The timeline here is frayed and agitated, meandering from past to present via Carten’s own remarkably perceptive adolescent experiments with a camcorder. The later chronology, meanwhile, is sometimes blurred by the wearying cyclical repetition of addiction itself. When Carten, in the present day, picks up a call from the police — who inform her that Nuala has gone missing, having last been seen in a bar — it’s clear this is a narrative already familiar to her. Indeed, much of the film plays out in helpless voicemails and heavy-hearted phone conversations that have been had before: Nuala’s alcoholism stunts not just her life, but those of family members running out of ways to help.

“It’s in the genes, it’s an allergy,” explains Carten’s drawn, hollow-eyed uncle Danny — himself a veteran of various psychiatric hospitals — as to why their family is so disproportionately marked by sorrow and personal ruin. He shelters in a decayed mobile home buried in the garden of the family home, inherited solely by his brother Kevin when their mother died twenty years before. Whether the inheritance is a blessing or a curse is open to question, though the imbalance has further rotted relations in a family tree already damaged at the root. Kevin is unmarried and comparatively straight and narrow, but embittered by the weight of obligation to Danny and Nuala; he’s a reluctant, sometimes flatly uncooperative ally to Carten when she arrives in the faint hope of rehabilitating her mother for good.

With a hellraiser’s aura having built up around her, it’s a shock to finally meet the retrieved Nuala, meekly withdrawn and scarcely coherent in a parked car, cryptically muttering that “it’s all under sands.” Eventually even the camera finds it hard to look her in the eye, averting its gaze down to her unduly cheerful yellow raincoat, as mother and daughter attempt to negotiate yet another path forward. The shock is redoubled by archival footage of a young Nuala, bright and purposeful, being interviewed as a social worker on a local news broadcast. As the manager of a women’s center in Donegal, she sought to protect victims of abuse and addiction not unlike her future self; the irony is too pointed and painful for “A Want in Her” to linger on it.

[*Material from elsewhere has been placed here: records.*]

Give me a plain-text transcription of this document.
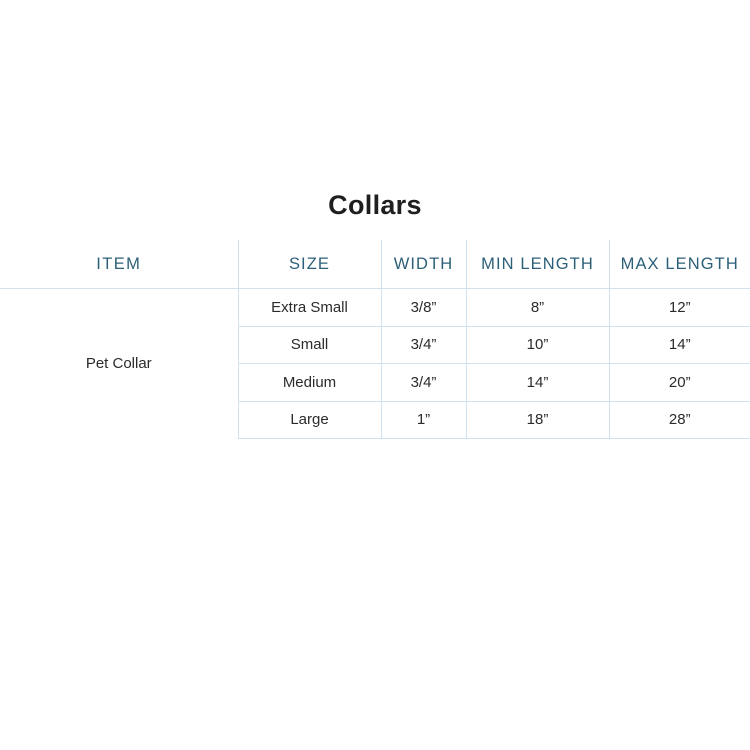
Collars
ITEM	SIZE	WIDTH	MIN LENGTH	MAX LENGTH
Pet Collar	Extra Small	3/8”	8”	12”
	Small	3/4”	10”	14”
	Medium	3/4”	14”	20”
	Large	1”	18”	28”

Not that the past was a far happier place, as haunting, inadvertently prescient home videos by the young Carten show her and her friends parodying the drinking and dysfunctional behavior of their elders. Another astonishing time capsule captures a bruisingly ugly argument between the teenage Carten and her mother, traveling from the living room to the front yard, as brutal verbal attacks give way to physical blows.

Whether due to denial or the fog of addiction, Nuala remembers motherhood more happily, even under the shadow of young widowhood. Her daughter isn’t quite willing to let such delusions stand. The two repeatedly and sincerely declare the unconditional terms of their love for each other: “There’s nothing you could do that would make me turn my back on you,” Nuala says insistently, knowing that she’s done rather more to risk rejection. But with that comes occasionally confrontational honesty. In one devastating scene, Carten bluntly tells her mother that she doesn’t accept mental illness as an excuse for maternal negligence.

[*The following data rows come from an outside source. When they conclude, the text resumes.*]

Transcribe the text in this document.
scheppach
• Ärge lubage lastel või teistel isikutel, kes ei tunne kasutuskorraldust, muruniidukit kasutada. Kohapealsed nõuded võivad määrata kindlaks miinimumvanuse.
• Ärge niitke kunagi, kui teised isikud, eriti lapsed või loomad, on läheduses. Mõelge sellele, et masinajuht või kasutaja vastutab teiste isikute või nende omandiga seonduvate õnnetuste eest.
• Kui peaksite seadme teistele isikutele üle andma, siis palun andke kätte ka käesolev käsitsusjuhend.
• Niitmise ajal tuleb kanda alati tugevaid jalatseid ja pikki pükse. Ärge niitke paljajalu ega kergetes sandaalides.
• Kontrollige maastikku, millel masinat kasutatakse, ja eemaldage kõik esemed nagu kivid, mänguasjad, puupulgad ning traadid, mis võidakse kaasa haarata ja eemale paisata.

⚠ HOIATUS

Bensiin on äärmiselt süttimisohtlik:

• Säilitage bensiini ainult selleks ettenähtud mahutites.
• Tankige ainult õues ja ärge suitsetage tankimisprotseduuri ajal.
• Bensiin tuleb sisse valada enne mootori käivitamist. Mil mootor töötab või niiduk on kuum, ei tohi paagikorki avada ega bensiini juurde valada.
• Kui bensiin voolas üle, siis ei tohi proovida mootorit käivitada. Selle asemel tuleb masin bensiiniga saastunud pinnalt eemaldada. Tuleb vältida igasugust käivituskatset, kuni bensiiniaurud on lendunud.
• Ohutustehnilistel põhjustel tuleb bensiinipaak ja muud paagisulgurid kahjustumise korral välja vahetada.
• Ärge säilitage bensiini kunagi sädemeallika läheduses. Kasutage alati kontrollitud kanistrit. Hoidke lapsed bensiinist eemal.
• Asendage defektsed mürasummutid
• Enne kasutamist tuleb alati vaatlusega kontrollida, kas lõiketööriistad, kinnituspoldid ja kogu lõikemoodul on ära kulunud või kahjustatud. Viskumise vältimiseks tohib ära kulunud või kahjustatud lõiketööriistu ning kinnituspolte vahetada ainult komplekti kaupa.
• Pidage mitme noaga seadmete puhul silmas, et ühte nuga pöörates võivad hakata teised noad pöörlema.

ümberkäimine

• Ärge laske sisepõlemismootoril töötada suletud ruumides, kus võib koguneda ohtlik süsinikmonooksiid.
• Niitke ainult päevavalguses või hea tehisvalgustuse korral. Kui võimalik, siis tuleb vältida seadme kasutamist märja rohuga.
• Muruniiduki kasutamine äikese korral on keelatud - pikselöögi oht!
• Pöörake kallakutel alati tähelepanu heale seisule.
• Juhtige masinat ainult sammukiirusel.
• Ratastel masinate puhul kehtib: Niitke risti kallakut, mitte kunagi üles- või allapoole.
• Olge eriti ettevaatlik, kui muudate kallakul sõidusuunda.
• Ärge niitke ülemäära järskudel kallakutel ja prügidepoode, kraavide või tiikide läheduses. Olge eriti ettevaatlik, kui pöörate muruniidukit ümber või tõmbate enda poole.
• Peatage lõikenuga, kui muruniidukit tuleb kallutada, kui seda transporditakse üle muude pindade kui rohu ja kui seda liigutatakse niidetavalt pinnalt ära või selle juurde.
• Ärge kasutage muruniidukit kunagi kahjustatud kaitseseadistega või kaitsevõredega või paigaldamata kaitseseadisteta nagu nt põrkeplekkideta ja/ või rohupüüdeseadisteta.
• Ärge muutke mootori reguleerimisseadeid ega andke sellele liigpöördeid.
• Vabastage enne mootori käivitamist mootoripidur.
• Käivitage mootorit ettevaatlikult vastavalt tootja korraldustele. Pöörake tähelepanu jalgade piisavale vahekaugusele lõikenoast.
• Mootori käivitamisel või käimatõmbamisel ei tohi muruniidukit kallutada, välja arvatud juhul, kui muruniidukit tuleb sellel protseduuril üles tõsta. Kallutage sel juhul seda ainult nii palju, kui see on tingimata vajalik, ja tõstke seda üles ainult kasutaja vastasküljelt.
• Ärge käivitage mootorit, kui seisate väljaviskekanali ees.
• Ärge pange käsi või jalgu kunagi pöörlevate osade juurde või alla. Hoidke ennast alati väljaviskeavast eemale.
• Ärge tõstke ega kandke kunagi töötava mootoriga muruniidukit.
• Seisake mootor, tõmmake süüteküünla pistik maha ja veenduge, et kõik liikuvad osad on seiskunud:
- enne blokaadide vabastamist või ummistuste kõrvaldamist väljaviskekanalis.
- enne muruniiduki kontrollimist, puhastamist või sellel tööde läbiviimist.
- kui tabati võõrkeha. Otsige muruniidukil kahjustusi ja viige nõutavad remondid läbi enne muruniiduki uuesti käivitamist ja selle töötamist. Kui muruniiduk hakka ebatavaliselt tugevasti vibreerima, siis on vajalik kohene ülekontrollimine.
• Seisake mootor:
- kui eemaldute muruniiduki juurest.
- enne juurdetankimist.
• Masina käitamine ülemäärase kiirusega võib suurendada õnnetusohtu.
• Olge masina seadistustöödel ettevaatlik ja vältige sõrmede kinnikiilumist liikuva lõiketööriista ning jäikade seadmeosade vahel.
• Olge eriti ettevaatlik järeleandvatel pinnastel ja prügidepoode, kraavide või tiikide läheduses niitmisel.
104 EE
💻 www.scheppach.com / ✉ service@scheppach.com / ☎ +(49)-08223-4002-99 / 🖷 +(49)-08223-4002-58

Candid and unvarnished as such material is, “A Want in Her” isn’t wholly an exercise in vérité, as Carten seeks surreal details and distortions in ordinary domestic spaces that have been tainted by trauma. In one shot, the camera tracks balefully down a set of dirty net curtains hiding the anguish from the outside; pockets of cobwebbed mould and plaster damp are examined in extreme, alienating detail, symptoms of a household defined by neglect.

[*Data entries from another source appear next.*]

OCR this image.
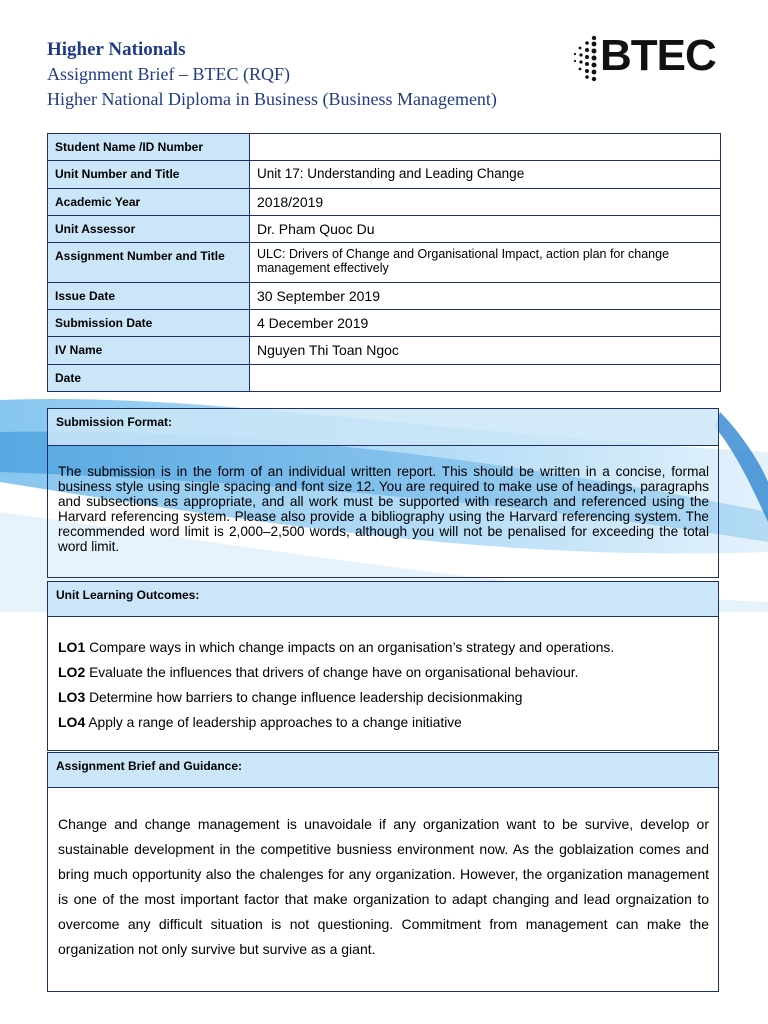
Higher Nationals
Assignment Brief – BTEC (RQF)
Higher National Diploma in Business (Business Management)
BTEC
Student Name /ID Number	
Unit Number and Title	Unit 17: Understanding and Leading Change
Academic Year	2018/2019
Unit Assessor	Dr. Pham Quoc Du
Assignment Number and Title	ULC: Drivers of Change and Organisational Impact, action plan for change management effectively
Issue Date	30 September 2019
Submission Date	4 December 2019
IV Name	Nguyen Thi Toan Ngoc
Date	
Submission Format:
The submission is in the form of an individual written report. This should be written in a concise, formal business style using single spacing and font size 12. You are required to make use of headings, paragraphs and subsections as appropriate, and all work must be supported with research and referenced using the Harvard referencing system. Please also provide a bibliography using the Harvard referencing system. The recommended word limit is 2,000–2,500 words, although you will not be penalised for exceeding the total word limit.
Unit Learning Outcomes:
LO1 Compare ways in which change impacts on an organisation’s strategy and operations.
LO2 Evaluate the influences that drivers of change have on organisational behaviour.
LO3 Determine how barriers to change influence leadership decisionmaking
LO4 Apply a range of leadership approaches to a change initiative
Assignment Brief and Guidance:
Change and change management is unavoidale if any organization want to be survive, develop or sustainable development in the competitive busniess environment now. As the goblaization comes and bring much opportunity also the chalenges for any organization. However, the organization management is one of the most important factor that make organization to adapt changing and lead orgnaization to overcome any difficult situation is not questioning. Commitment from management can make the organization not only survive but survive as a giant.
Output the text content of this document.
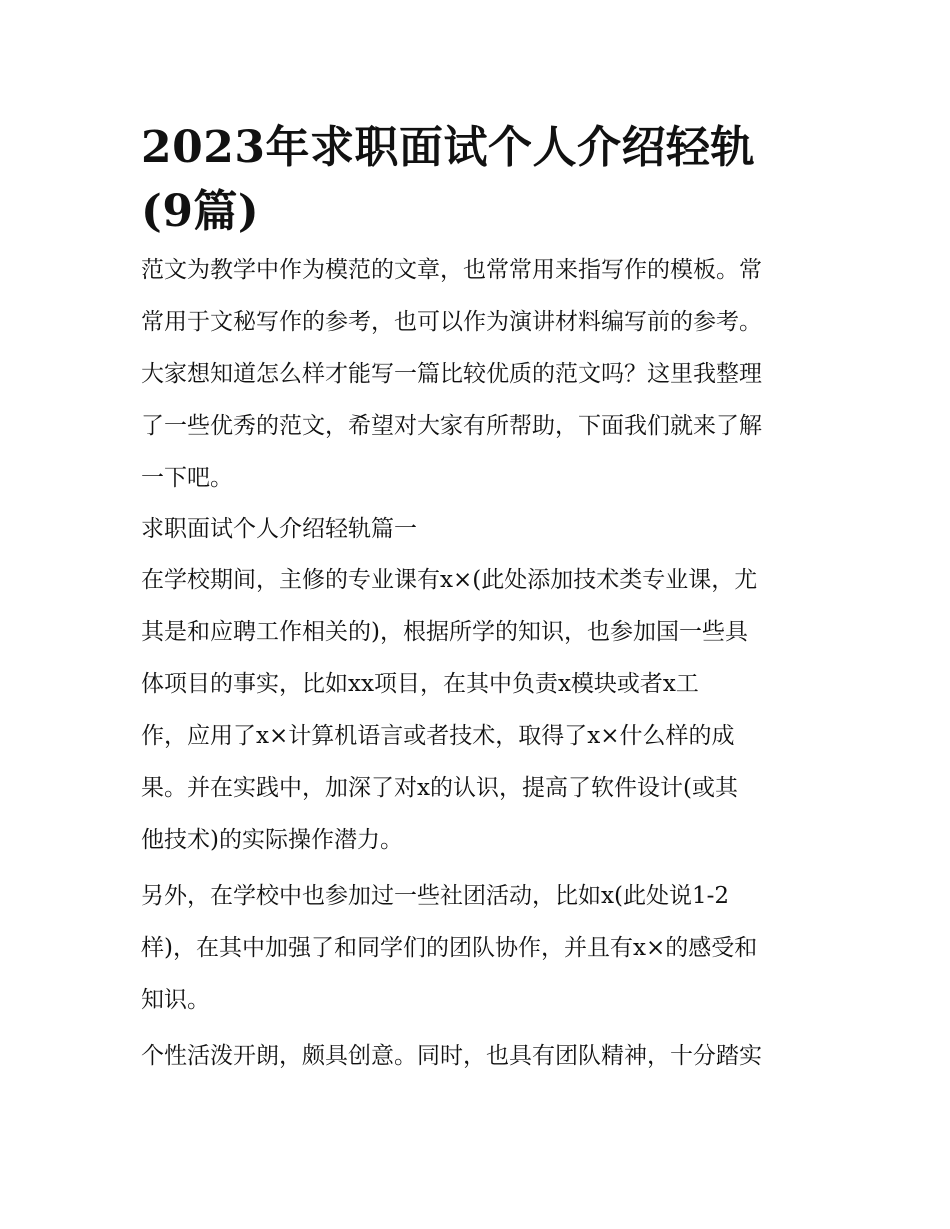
2023年求职面试个人介绍轻轨
(9篇)
范文为教学中作为模范的文章，也常常用来指写作的模板。常
常用于文秘写作的参考，也可以作为演讲材料编写前的参考。
大家想知道怎么样才能写一篇比较优质的范文吗？这里我整理
了一些优秀的范文，希望对大家有所帮助，下面我们就来了解
一下吧。
求职面试个人介绍轻轨篇一
在学校期间，主修的专业课有x×(此处添加技术类专业课，尤
其是和应聘工作相关的)，根据所学的知识，也参加国一些具
体项目的事实，比如xx项目，在其中负责x模块或者x工
作，应用了x×计算机语言或者技术，取得了x×什么样的成
果。并在实践中，加深了对x的认识，提高了软件设计(或其
他技术)的实际操作潜力。
另外，在学校中也参加过一些社团活动，比如x(此处说1-2
样)，在其中加强了和同学们的团队协作，并且有x×的感受和
知识。
个性活泼开朗，颇具创意。同时，也具有团队精神，十分踏实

Elsewhere, she and her mother collaborate on video-art projects, restaging scenes of Nuala’s rogue wanderings in a joint effort to understand where she’s been, to experience her abandonment together. As echoed by an unusually stark, unsentimental interpretation of the Irish folk ballad “The Wild Rover” in its closing scenes — giving no certainty to the refrain “I never will play the wild rover no more” — “A Want in Her” offers no pat arc of redemption or salvation or home being where the heart is. That mother and daughter are forever bound to each other is both their comfort and their shared, terrible burden.